Thread: trouble starting integration by parts

1. trouble starting integration by parts

$xtan^2(x)dx$ on [0, pi/3]. i don't know how to get this one going. the book says to use substitution before integration by parts, but i don't see what to substitute. i tried $1+sec^2(x)$ for $tan^2(x)$ but i didn't get anywhere.

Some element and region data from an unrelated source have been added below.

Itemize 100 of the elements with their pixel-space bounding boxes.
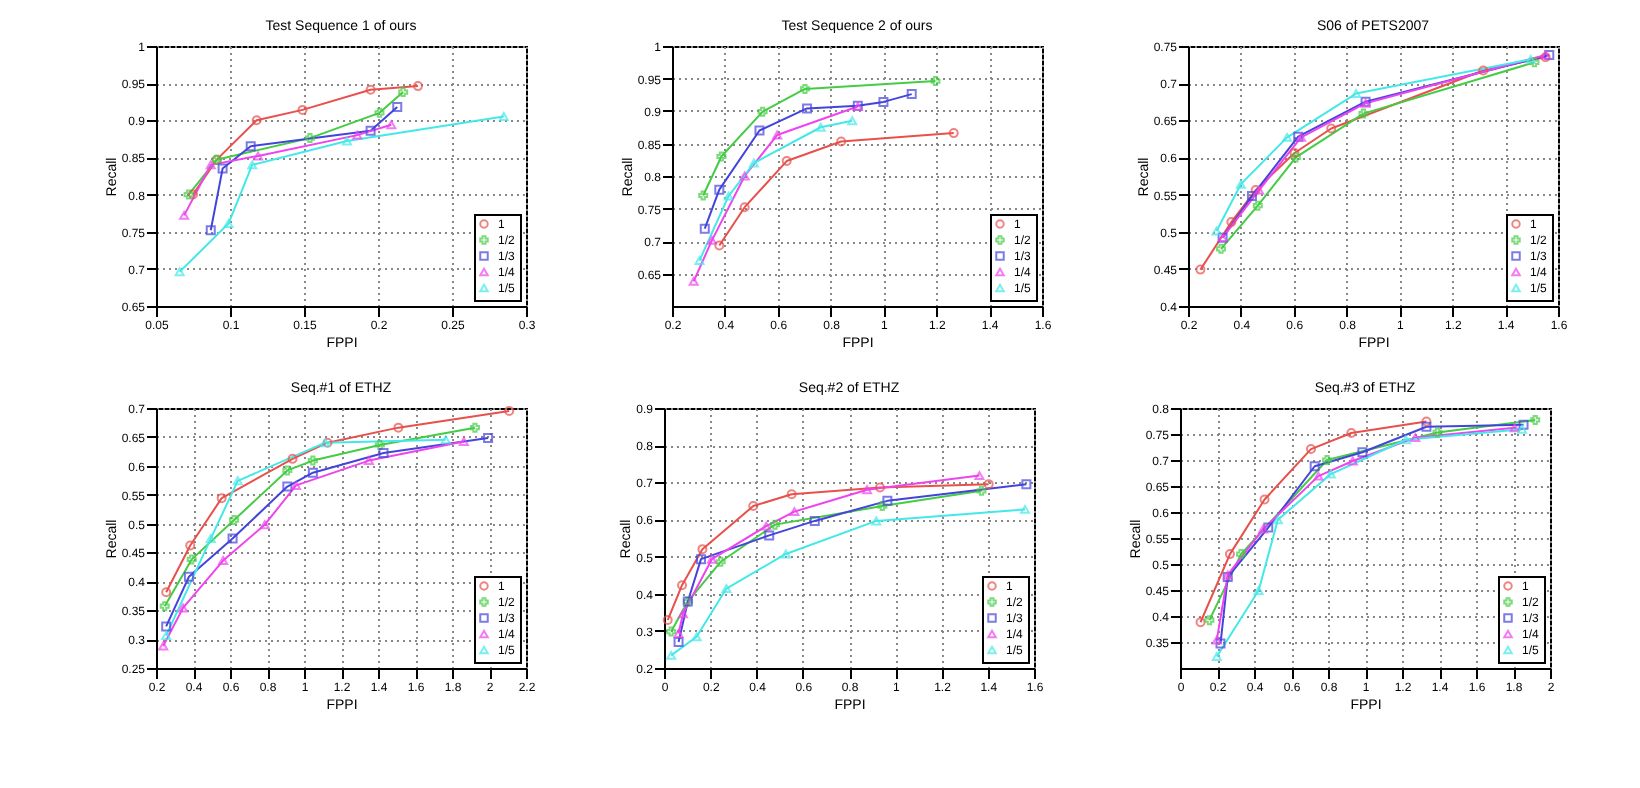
point [1309,461,1320,472]
point [297,104,308,115]
point [799,83,810,94]
point [748,158,759,168]
point [781,156,792,167]
point [247,160,258,170]
point [216,493,227,504]
point [694,256,705,265]
point [1021,479,1032,490]
point [218,556,229,565]
point [1226,217,1237,228]
line-series [205,101,403,236]
point [815,122,826,132]
point [1272,515,1283,525]
point [205,225,216,236]
point [158,641,169,651]
point [159,601,170,612]
point [714,184,725,195]
line-series [666,504,1030,660]
point [1263,522,1274,533]
point [223,219,234,229]
point [706,554,717,564]
point [721,584,732,593]
point [772,130,783,140]
point [1259,494,1270,505]
point [483,433,494,444]
line-series [159,422,480,612]
point [232,476,243,486]
point [770,519,780,530]
line-series [179,120,397,220]
point [183,571,194,582]
point [251,115,262,126]
point [179,210,190,220]
point [205,534,216,544]
point [878,96,889,107]
point [802,103,813,114]
point [1421,421,1432,432]
point [754,125,765,136]
point [974,471,985,481]
point [1432,427,1443,438]
point [673,637,684,647]
point [906,89,917,100]
point [378,448,389,459]
point [761,521,772,531]
point [877,501,888,512]
point [458,437,469,446]
point [227,533,238,544]
point [666,650,677,660]
point [1358,108,1369,119]
point [1224,549,1235,560]
point [1400,435,1411,445]
point [386,120,397,130]
point [748,501,759,512]
point [677,609,688,619]
point [174,267,185,277]
point [786,489,797,500]
point [217,163,228,174]
point [1347,456,1358,466]
point [1351,89,1362,99]
point [161,621,172,632]
point [392,101,403,112]
point [882,495,893,506]
point [930,76,941,87]
point [1019,504,1030,514]
point [185,540,196,551]
point [1326,123,1337,134]
point [498,112,509,122]
point [1258,524,1269,534]
point [307,455,318,466]
point [1253,586,1264,595]
point [874,482,885,493]
point [229,515,240,526]
line-series [698,76,941,201]
point [716,151,727,162]
point [715,556,726,567]
point [341,136,352,146]
point [352,130,363,140]
point [1313,471,1324,481]
point [699,223,710,234]
point [1290,152,1301,163]
line-series [673,479,1032,647]
point [186,554,197,565]
point [291,480,302,490]
point [1346,427,1357,438]
point [398,87,409,98]
point [871,516,882,526]
point [698,190,709,201]
point [440,435,451,445]
point [287,453,298,464]
point [304,133,315,144]
point [757,106,768,117]
point [1517,424,1528,434]
point [1289,147,1300,158]
point [697,544,708,555]
point [363,456,374,466]
point [1211,652,1222,662]
point [1252,200,1263,211]
point [1530,414,1541,425]
point [1357,447,1368,458]
point [1211,226,1222,236]
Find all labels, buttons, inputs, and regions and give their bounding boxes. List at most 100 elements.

2. Originally Posted by vassago
$xtan^2(x)dx$ on [0, pi/3]. i don't know how to get this one going. the book says to use substitution before integration by parts, but i don't see what to substitute. i tried $1+sec^2(x)$ for $tan^2(x)$ but i didn't get anywhere.
It should be $\sec^2 x-1=\tan^2 x$

The integral would become $\int_0^{\frac{\pi}{3}} \left(x\sec^2x-x\right)\,dx=\int_0^{\frac{\pi}{3}} x\sec^2x\,dx-\int_0^{\frac{\pi}{3}} x\,dx$

The first integral can then be done by parts, with $u=x$ and $\,dv=\sec^2x\,dx$

Can you take it from here?

3. Originally Posted by vassago
$xtan^2(x)dx$ on [0, pi/3]. i don't know how to get this one going. the book says to use substitution before integration by parts, but i don't see what to substitute. i tried $1+sec^2(x)$ for $tan^2(x)$ but i didn't get anywhere.
Substitute $\tan^2 x = \sec^2 x - 1$. Then your integral becomes $\int x \sec^2 x \, dx - \int x \, dx$.

Now use integration by parts on the first integral: $u = x \Rightarrow du = dx$ and $dv = \sec^2 x \, dx \Rightarrow v = \tan x$.

Blue sky all the way now.